AI is 'out of the box' - it was the minute someone first started developing it.  Now we see competitive 'boxes' - ChatGPT, Google, Microsoft and others - all competing that their box of tricks and tools will become dominant. 

But the real issue here is not which one, its that any one will dominate. 

Because up until now, its humanity that has dominated the planet, and very quickly that position can be usurped and humanity may quickly become the last thing that AI believes the planet needs.  (That went very dark there I know!)

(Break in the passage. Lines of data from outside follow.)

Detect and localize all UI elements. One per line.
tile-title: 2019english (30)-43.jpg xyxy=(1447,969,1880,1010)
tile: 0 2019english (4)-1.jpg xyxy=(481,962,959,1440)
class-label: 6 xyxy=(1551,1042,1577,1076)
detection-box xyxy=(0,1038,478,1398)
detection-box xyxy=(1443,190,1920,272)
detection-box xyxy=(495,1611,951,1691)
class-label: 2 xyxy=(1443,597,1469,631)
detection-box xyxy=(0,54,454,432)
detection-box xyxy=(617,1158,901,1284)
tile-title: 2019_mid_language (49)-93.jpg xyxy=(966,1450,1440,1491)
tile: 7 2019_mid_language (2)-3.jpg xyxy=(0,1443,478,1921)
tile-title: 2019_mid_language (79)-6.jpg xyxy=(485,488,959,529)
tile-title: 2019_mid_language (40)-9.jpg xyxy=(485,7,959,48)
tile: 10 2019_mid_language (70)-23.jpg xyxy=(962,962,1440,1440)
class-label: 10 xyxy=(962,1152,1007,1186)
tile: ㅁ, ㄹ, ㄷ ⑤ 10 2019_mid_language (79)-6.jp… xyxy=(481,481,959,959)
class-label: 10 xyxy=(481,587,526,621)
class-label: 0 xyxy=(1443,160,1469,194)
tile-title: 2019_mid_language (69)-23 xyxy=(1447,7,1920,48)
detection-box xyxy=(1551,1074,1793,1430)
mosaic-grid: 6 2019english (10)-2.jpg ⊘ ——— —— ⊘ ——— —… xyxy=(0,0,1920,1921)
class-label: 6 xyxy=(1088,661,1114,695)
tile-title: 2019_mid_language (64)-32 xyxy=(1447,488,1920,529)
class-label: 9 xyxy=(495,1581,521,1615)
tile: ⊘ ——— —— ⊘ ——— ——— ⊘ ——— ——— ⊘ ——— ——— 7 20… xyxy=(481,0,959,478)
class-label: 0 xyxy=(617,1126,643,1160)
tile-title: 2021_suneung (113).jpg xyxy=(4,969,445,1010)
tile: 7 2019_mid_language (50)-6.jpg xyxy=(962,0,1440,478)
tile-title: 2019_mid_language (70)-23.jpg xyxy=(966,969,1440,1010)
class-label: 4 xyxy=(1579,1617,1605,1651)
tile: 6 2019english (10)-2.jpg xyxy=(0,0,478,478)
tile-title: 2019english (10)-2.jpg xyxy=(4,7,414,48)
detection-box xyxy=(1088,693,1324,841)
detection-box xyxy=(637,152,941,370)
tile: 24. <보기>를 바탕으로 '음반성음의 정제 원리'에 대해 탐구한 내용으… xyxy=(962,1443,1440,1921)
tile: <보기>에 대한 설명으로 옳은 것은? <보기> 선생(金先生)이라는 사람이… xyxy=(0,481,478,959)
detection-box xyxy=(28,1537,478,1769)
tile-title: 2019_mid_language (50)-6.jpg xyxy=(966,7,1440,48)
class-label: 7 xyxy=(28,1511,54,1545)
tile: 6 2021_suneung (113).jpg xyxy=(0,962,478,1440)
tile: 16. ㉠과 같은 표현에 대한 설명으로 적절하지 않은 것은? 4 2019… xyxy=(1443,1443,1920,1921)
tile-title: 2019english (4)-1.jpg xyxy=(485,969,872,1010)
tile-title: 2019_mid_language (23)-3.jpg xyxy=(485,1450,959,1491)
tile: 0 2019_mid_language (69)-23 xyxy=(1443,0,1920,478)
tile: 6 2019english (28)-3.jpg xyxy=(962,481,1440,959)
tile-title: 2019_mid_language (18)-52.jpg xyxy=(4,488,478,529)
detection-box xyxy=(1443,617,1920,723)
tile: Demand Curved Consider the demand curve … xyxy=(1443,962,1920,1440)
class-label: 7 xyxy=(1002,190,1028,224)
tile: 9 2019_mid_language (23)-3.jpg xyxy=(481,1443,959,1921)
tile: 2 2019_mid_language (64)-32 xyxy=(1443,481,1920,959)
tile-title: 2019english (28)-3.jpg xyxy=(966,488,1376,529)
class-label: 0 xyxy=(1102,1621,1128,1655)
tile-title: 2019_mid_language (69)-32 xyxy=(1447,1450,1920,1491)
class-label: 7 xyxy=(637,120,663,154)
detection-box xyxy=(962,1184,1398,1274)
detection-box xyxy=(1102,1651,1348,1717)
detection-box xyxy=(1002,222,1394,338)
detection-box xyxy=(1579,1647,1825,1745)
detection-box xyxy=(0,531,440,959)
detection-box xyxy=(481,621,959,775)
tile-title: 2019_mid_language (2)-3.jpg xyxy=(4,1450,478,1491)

Coming back to the idea of rhetoric and story-telling to shape the reality – have we got the settings right (values and measures, ways of working, incentives, purpose), do we have the right people and culture in our organisations and governments, and are we having the right conversations to consider the ways forward that work in the future not just now (the near past)?

It really does start with individuals coming together and changing the settings and the dialogue - what and how we talk to each other, about topics that matter - that is what can start to shift the dial. 

Reflecting, consciously deciding what we can and won't take, and retaining our resilience through our value, purpose and humanity.